Publiziert am: 09.03.2018

Wo bleibt der Volkswille?

AHV-REFORM – Bei der Altersvorsorge 2020 hat der Souverän eine moderate Mehrwertsteuerer­höhung abgelehnt. Nun will der Bundesrat eine massive Erhöhung. Das kann nicht gut kommen.

Mit unerhörtem Enthusiasmus hat sich Bundespräsident Alain Berset für die Altersvorsorge 2020 eingesetzt. Doch das Volk verweigerte ihm die Zustimmung. Eine herbe Niederlage für unseren Sozialminister, von der er sich scheinbar noch immer nicht erholt hat. Denn die neuen, aus seiner Küche stammenden Vorschläge zur Reform der finanziell schwer angeschlagenen AHV sehen mehr nach einer Strafaktion aus denn nach einem vielversprechenden Anlauf für einen mehr­heits­fähigen Kompromiss.

Volk und Stände haben sich im vergangenen September gegen zusätzliche 0,6 Mehrwertsteuerprozente 
zugunsten der AHV ausgesprochen. Weil die Vorlage zudem einen enorm teuren Leistungsausbau vorsah und insgesamt viel zu komplex und zu undurchsichtig war, wurden auch die Gesetzesanpassungen abgelehnt.
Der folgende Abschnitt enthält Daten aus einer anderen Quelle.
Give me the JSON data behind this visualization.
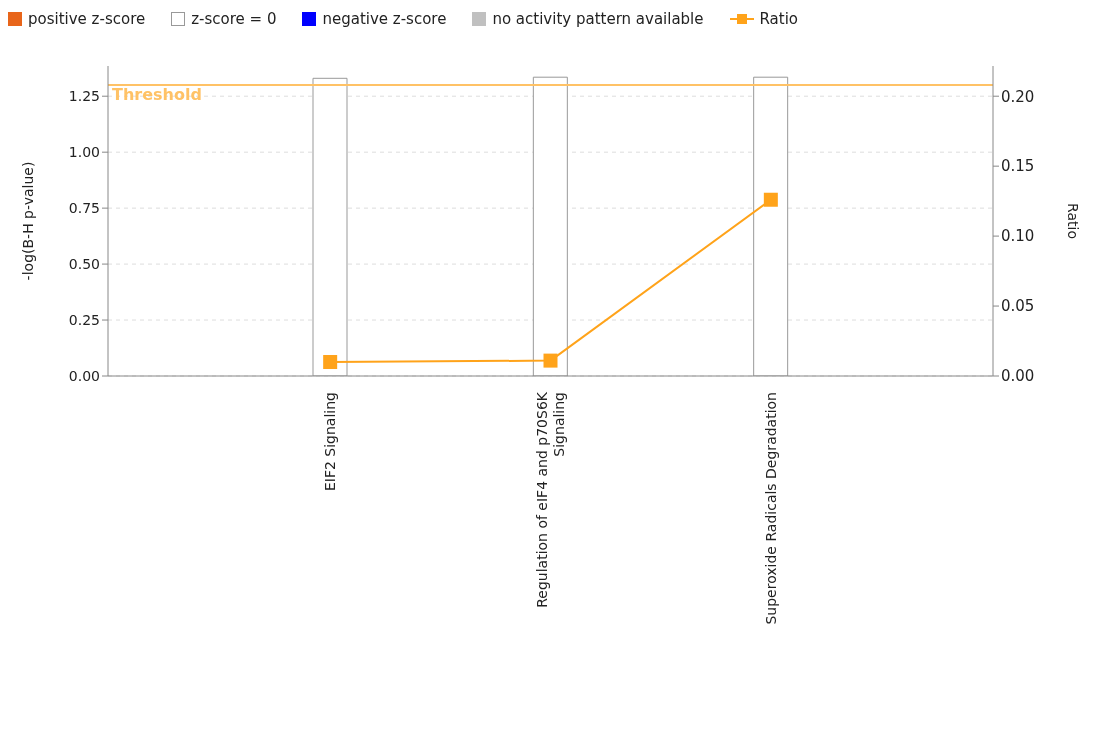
{
  "chart_data": {
    "type": "bar",
    "categories": [
      "EIF2 Signaling",
      "Regulation of eIF4 and p70S6K Signaling",
      "Superoxide Radicals Degradation"
    ],
    "series": [
      {
        "name": "positive z-score",
        "color": "#e8651a",
        "values": [
          null,
          null,
          null
        ]
      },
      {
        "name": "z-score = 0",
        "color": "#ffffff",
        "values": [
          1.33,
          1.335,
          1.335
        ]
      },
      {
        "name": "negative z-score",
        "color": "#0000ff",
        "values": [
          null,
          null,
          null
        ]
      },
      {
        "name": "no activity pattern available",
        "color": "#c0c0c0",
        "values": [
          null,
          null,
          null
        ]
      },
      {
        "name": "Ratio",
        "type": "line",
        "axis": "y2",
        "color": "#ffa31a",
        "values": [
          0.01,
          0.011,
          0.126
        ]
      }
    ],
    "ylabel": "-log(B-H p-value)",
    "y2label": "Ratio",
    "ylim": [
      0,
      1.385
    ],
    "yticks": [
      {
        "value": 0,
        "label": "0.00"
      },
      {
        "value": 0.25,
        "label": "0.25"
      },
      {
        "value": 0.5,
        "label": "0.50"
      },
      {
        "value": 0.75,
        "label": "0.75"
      },
      {
        "value": 1,
        "label": "1.00"
      },
      {
        "value": 1.25,
        "label": "1.25"
      }
    ],
    "y2lim": [
      0,
      0.2216
    ],
    "y2ticks": [
      {
        "value": 0,
        "label": "0.00"
      },
      {
        "value": 0.05,
        "label": "0.05"
      },
      {
        "value": 0.1,
        "label": "0.10"
      },
      {
        "value": 0.15,
        "label": "0.15"
      },
      {
        "value": 0.2,
        "label": "0.20"
      }
    ],
    "ref_lines": [
      {
        "axis": "y",
        "value": 1.3,
        "label": "Threshold",
        "color": "#ffc266"
      }
    ],
    "grid": "y",
    "legend": "top",
    "marker": "square",
    "line_style": "solid"
  }
}
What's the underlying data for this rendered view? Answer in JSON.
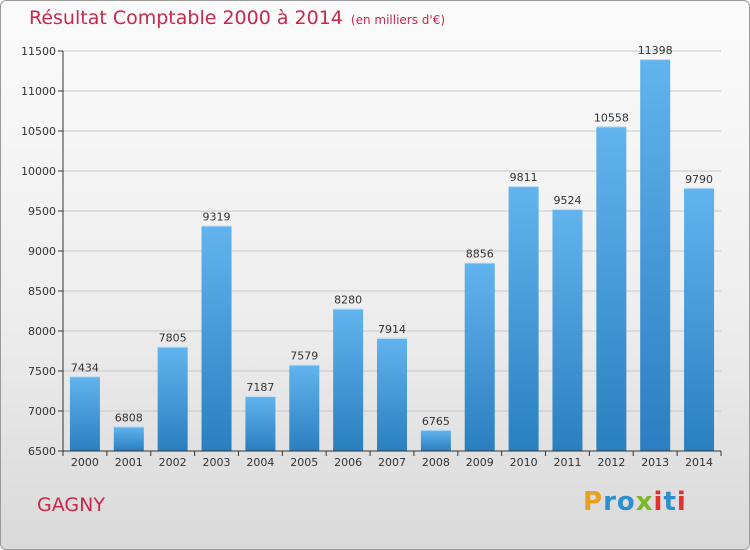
{
  "header": {
    "title": "Résultat Comptable 2000 à 2014",
    "subtitle": "(en milliers d'€)"
  },
  "footer": {
    "city": "GAGNY",
    "logo_text": "Proxiti"
  },
  "colors": {
    "title": "#c8284b",
    "bar_top": "#62b4ee",
    "bar_bottom": "#2a7fc0",
    "grid": "#c8c8c8"
  },
  "chart_data": {
    "type": "bar",
    "title": "Résultat Comptable 2000 à 2014",
    "subtitle": "(en milliers d'€)",
    "categories": [
      "2000",
      "2001",
      "2002",
      "2003",
      "2004",
      "2005",
      "2006",
      "2007",
      "2008",
      "2009",
      "2010",
      "2011",
      "2012",
      "2013",
      "2014"
    ],
    "values": [
      7434,
      6808,
      7805,
      9319,
      7187,
      7579,
      8280,
      7914,
      6765,
      8856,
      9811,
      9524,
      10558,
      11398,
      9790
    ],
    "ylim": [
      6500,
      11500
    ],
    "yticks": [
      6500,
      7000,
      7500,
      8000,
      8500,
      9000,
      9500,
      10000,
      10500,
      11000,
      11500
    ],
    "xlabel": "",
    "ylabel": "",
    "grid": true,
    "legend": "none"
  }
}
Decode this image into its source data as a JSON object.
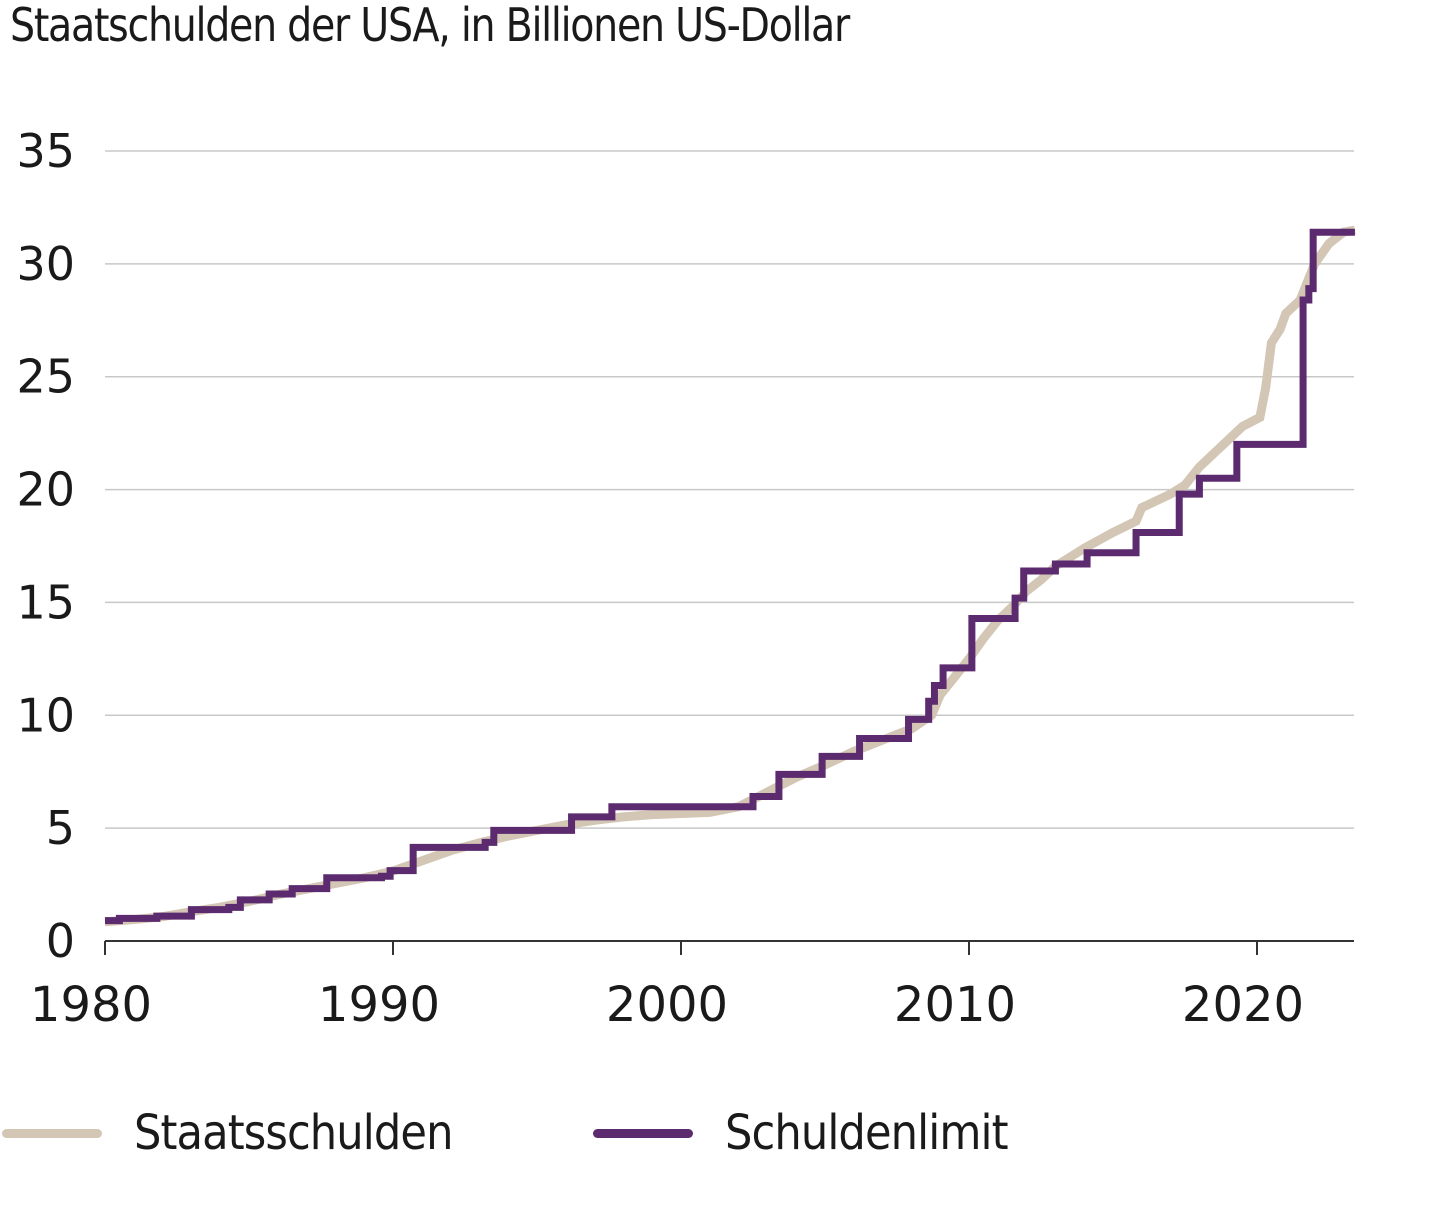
{
  "chart_data": {
    "type": "line",
    "title": "Staatschulden der USA, in Billionen US-Dollar",
    "xlabel": "",
    "ylabel": "",
    "xlim": [
      1980,
      2023.4
    ],
    "ylim": [
      0,
      35
    ],
    "grid": true,
    "legend_position": "bottom",
    "y_ticks": [
      "0",
      "5",
      "10",
      "15",
      "20",
      "25",
      "30",
      "35"
    ],
    "y_tick_values": [
      0,
      5,
      10,
      15,
      20,
      25,
      30,
      35
    ],
    "x_ticks": [
      "1980",
      "1990",
      "2000",
      "2010",
      "2020"
    ],
    "x_tick_values": [
      1980,
      1990,
      2000,
      2010,
      2020
    ],
    "series": [
      {
        "name": "Staatsschulden",
        "color": "#d3c6b4",
        "step": false,
        "x": [
          1980,
          1981,
          1982,
          1983,
          1984,
          1985,
          1986,
          1987,
          1988,
          1989,
          1990,
          1991,
          1992,
          1993,
          1994,
          1995,
          1996,
          1997,
          1998,
          1999,
          2000,
          2001,
          2002,
          2003,
          2004,
          2005,
          2006,
          2007,
          2008,
          2008.7,
          2009,
          2009.5,
          2010,
          2010.5,
          2011,
          2011.5,
          2012,
          2012.5,
          2013,
          2014,
          2015,
          2015.8,
          2016,
          2017,
          2017.5,
          2018,
          2018.5,
          2019,
          2019.5,
          2020.1,
          2020.3,
          2020.5,
          2020.8,
          2021,
          2021.5,
          2022,
          2022.5,
          2023,
          2023.4
        ],
        "values": [
          0.85,
          0.95,
          1.08,
          1.3,
          1.5,
          1.75,
          2.05,
          2.3,
          2.55,
          2.8,
          3.1,
          3.55,
          4.0,
          4.35,
          4.65,
          4.9,
          5.15,
          5.35,
          5.5,
          5.6,
          5.65,
          5.7,
          5.95,
          6.6,
          7.25,
          7.8,
          8.4,
          8.9,
          9.4,
          10.0,
          10.9,
          11.7,
          12.5,
          13.4,
          14.2,
          14.8,
          15.5,
          16.0,
          16.6,
          17.4,
          18.1,
          18.6,
          19.2,
          19.8,
          20.2,
          21.0,
          21.6,
          22.2,
          22.8,
          23.2,
          24.5,
          26.5,
          27.1,
          27.8,
          28.4,
          30.0,
          30.9,
          31.4,
          31.5
        ]
      },
      {
        "name": "Schuldenlimit",
        "color": "#5c2a6e",
        "step": true,
        "x": [
          1980,
          1980.5,
          1981.8,
          1983.0,
          1984.3,
          1984.7,
          1985.7,
          1986.5,
          1987.7,
          1989.6,
          1989.9,
          1990.7,
          1993.2,
          1993.5,
          1996.2,
          1997.6,
          2002.5,
          2003.4,
          2004.9,
          2006.2,
          2007.9,
          2008.6,
          2008.8,
          2009.1,
          2010.1,
          2011.6,
          2011.9,
          2013.0,
          2014.1,
          2015.8,
          2017.3,
          2018.0,
          2019.3,
          2021.6,
          2021.8,
          2021.95,
          2023.4
        ],
        "values": [
          0.9,
          1.0,
          1.1,
          1.39,
          1.49,
          1.82,
          2.08,
          2.32,
          2.8,
          2.87,
          3.12,
          4.15,
          4.37,
          4.9,
          5.5,
          5.95,
          6.4,
          7.38,
          8.18,
          8.97,
          9.82,
          10.62,
          11.32,
          12.1,
          14.29,
          15.19,
          16.39,
          16.7,
          17.2,
          18.1,
          19.8,
          20.5,
          22.0,
          28.4,
          28.9,
          31.4,
          31.4
        ]
      }
    ]
  },
  "legend": {
    "items": [
      {
        "label": "Staatsschulden",
        "color": "#d3c6b4"
      },
      {
        "label": "Schuldenlimit",
        "color": "#5c2a6e"
      }
    ]
  }
}
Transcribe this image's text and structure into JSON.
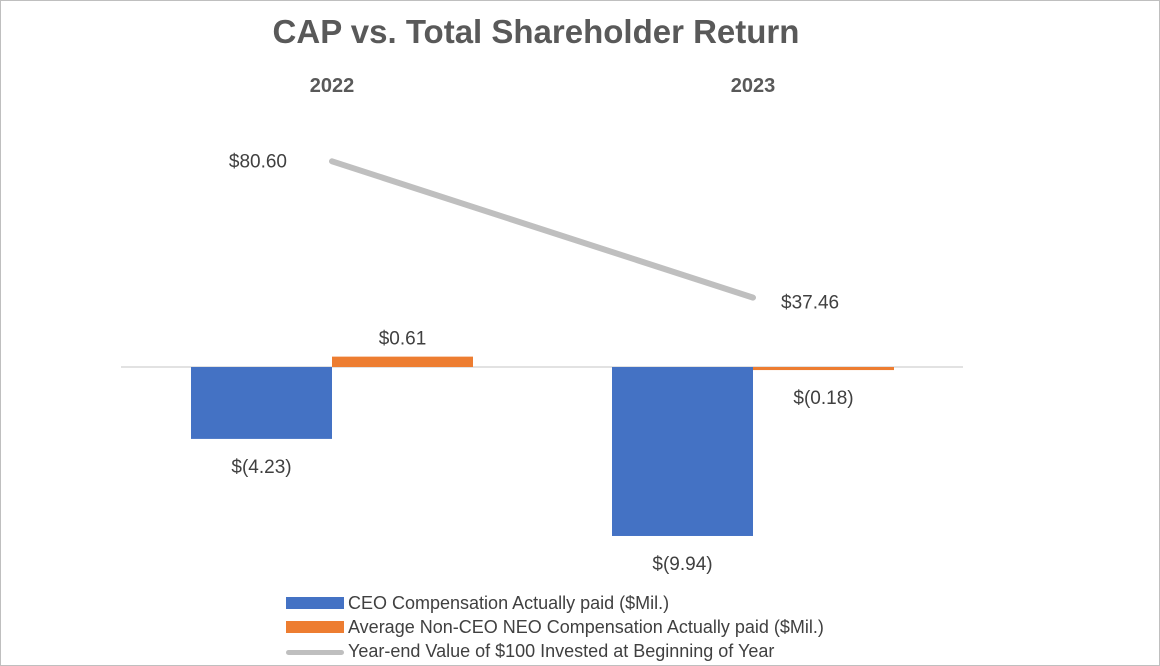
{
  "chart_data": {
    "type": "bar",
    "title": "CAP vs. Total Shareholder Return",
    "categories": [
      "2022",
      "2023"
    ],
    "series": [
      {
        "name": "CEO Compensation Actually paid ($Mil.)",
        "kind": "bar",
        "color": "#4472C4",
        "values": [
          -4.23,
          -9.94
        ],
        "labels": [
          "$(4.23)",
          "$(9.94)"
        ]
      },
      {
        "name": "Average Non-CEO NEO Compensation Actually paid ($Mil.)",
        "kind": "bar",
        "color": "#ED7D31",
        "values": [
          0.61,
          -0.18
        ],
        "labels": [
          "$0.61",
          "$(0.18)"
        ]
      },
      {
        "name": "Year-end Value of $100 Invested at Beginning of Year",
        "kind": "line",
        "color": "#BFBFBF",
        "values": [
          80.6,
          37.46
        ],
        "labels": [
          "$80.60",
          "$37.46"
        ]
      }
    ],
    "legend": "bottom"
  }
}
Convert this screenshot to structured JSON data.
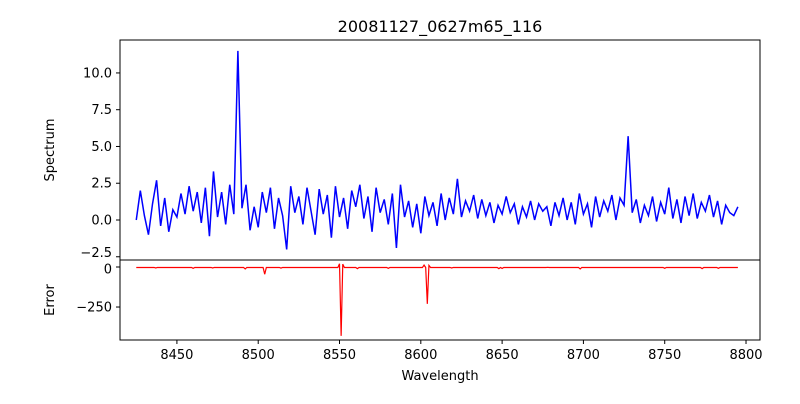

Logische Schlussfolgerung wäre, dass im Sinne des vom Schweizerischen Gewerbe­verband sgv vor Jahresfrist präsentierten Plans B zwei schlanke, getrennte Vorlagen für die AHV und die 2. Säule ausgearbeitet werden. Unsere Altersvorsorge könnte so auf mittlere Frist stabilisiert werden, und man hätte genug Zeit, um umfassendere Reformen anzugehen.

DĂ©jĂ -vu-Erlebnis

Der Bundesrat sieht das anders. Statt um die abgelehnten 0,6 Prozent will er die Mehrwertsteuersätze nun um satte 1,7 Prozent erhöhen. An teuren Kompensa­tions­massnahmen zur längst fälligen Erhöhung des Frauenrentenalters will er festhalten, und auch die Komplexität der Vorlage soll nicht spürbar reduziert werden. Der am 24. September 2017 zum Ausdruck gebrachte Volkswille wird damit klar miss­achtet.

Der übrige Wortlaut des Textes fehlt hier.